What’s the single best piece of business advice you’ve ever received?

I had a mentor that said, “Don’t listen to me. I am a third party observer from the outside. I am not the consumer.” Always listen to the consumer demand, and if you’re asking mentors or observers or experts about how the market will behave, they have no clue compared to the customers themselves. And quite frankly, don’t even ask the customer, observe the customer. It’s their behavior that dictates what their true feelings are.

I know that you probably have dozens of great tips to help entrepreneurs get started and be successful. Can you share one or two that readers might find surprising?

Lack of knowledge is often your advantage. People want to go in with an established skill set, but there are two problems with that. If you go in with experience, that means you’re the one who knows how to do the work. And then you’ll be trapped into doing the work, which actually prevents the growth of your business. It’s the lack of the ability to do something but the ability to observe it, that positions you to hire people or put resources in place that do the work. That allows you to be a true entrepreneur, which is the manager of resources and moving those resources and people toward a specific vision. So, the lack of knowledge is to your advantage.

The second thing is that the lack of knowledge positions you to challenge industry norms. You don’t understand how the industry works, therefore you don’t behave like the rest of the industry. And that’s powerful.

You’ve written several books aimed at helping entrepreneurs be successful. Your latest is Clockwork: Design Your Business to Run Itself. Can you tell us a little about it?

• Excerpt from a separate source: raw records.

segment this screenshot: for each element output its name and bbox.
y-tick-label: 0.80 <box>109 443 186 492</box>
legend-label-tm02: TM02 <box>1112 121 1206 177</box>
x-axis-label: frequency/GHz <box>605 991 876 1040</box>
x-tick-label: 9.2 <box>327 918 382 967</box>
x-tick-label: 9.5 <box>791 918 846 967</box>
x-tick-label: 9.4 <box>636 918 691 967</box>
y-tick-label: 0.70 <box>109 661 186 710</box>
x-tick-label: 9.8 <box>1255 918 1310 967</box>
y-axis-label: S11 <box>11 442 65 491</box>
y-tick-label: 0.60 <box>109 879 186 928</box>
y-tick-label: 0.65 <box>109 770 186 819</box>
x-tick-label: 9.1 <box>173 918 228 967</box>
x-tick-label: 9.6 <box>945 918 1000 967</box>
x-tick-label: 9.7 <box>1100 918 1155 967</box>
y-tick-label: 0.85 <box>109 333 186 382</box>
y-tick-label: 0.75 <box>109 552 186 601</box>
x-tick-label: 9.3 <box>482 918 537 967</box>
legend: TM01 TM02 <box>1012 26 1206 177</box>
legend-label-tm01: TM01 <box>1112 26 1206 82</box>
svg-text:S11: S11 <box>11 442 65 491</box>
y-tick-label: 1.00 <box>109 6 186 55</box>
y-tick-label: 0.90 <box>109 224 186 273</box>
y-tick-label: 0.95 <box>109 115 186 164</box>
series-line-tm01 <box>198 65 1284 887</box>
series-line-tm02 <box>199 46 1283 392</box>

Clockwork is about designing a business to give you the freedom to use your time as you want. Most entrepreneurs are trapped within their businesses, doing everything for their businesses. Many start to resent their businesses and they compromise the use of their time to do the things they love in their businesses or in their lives. Clockwork is about how to make your business run effectively on automatic, how to have other resources and other people drive the business forward, allowing you to be what I define as a true entrepreneur – overseeing the business, thinking strategically, and moving the business in the direction you want to take it.

I put this in the book, and I think it kind of speaks to the mentality of the true entrepreneur. There is a statue dedicated to the greatest entrepreneurial behavior. It’s not the guy hustling and doing work, it’s the world famous statue “The Thinker.” It’s contemplating the strategy of the business and then moving the resources to align with where you want the business to go. That, I believe, is the greatest accomplishment an entrepreneur can achieve.